Il lascito artistico di Lully non è solo il prodotto di una personalità artistica forte e originale, il frutto di un momento straordinario e per certi aspetti irripetibile della storia culturale francese, ma anche e soprattutto il risultato di un esercizio assoluto del potere, tollerato e per certi aspetti incentivato dalla monarchia stessa.
La biografia di Lully, caratterizzata da una frenetica escalation alle cariche musicali più importanti alla corte di Francia, lascia intravvedere alla base di molti successi una miscela abilmente dosata di sincere qualità umane e artistiche, di spregiudicato opportunismo, di scaltra cortigianeria e di coscienza del proprio valore, messo al servizio del programma celebrativo del potere.

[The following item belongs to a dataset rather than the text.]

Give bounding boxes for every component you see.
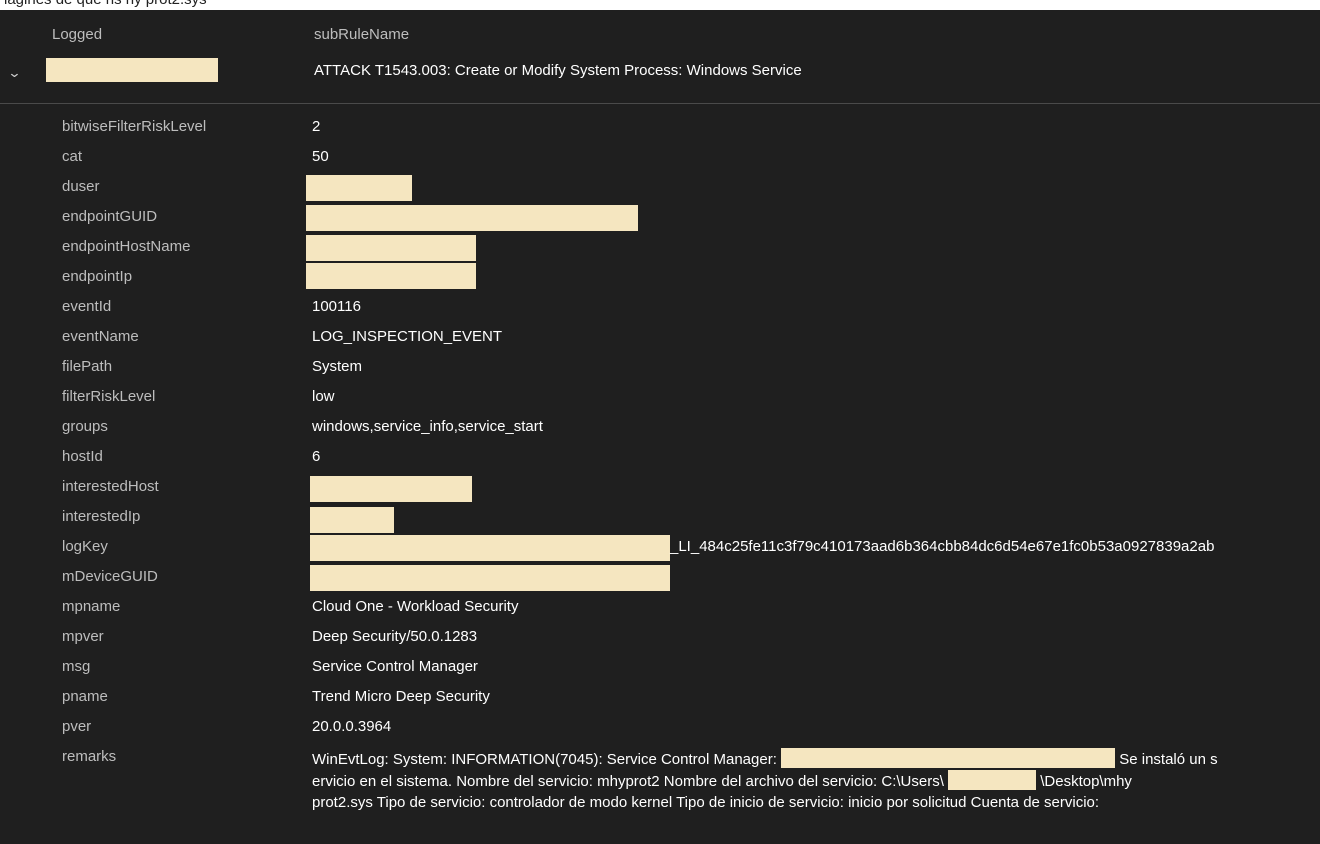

La produzione musicale di Lully è uno dei più efficaci strumenti di propaganda della nuova età dell’oro inaugurata dalla politica di autarchia culturale voluta dal Re Sole e pianificata nella sua attuazione da Colbert.
Lully creatore dell’opera francese
A dispetto della sua origine italiana (è nato a Firenze), Lully fonda una tradizione operistica autenticamente francese, universalmente riconosciuta come tale, capace di porsi come “altra” rispetto a quella italiana allora dominante e ritenuta anche oltre i confini nazionali degna di far scuola.
Creare ex novo un’opera nazionale poneva problemi di soluzione tutt’altro che ovvia, non ultimo dei quali era il fatto che il modello originale, quello italiano, non appariva idoneo per una costituenda opera francese, e per più ragioni.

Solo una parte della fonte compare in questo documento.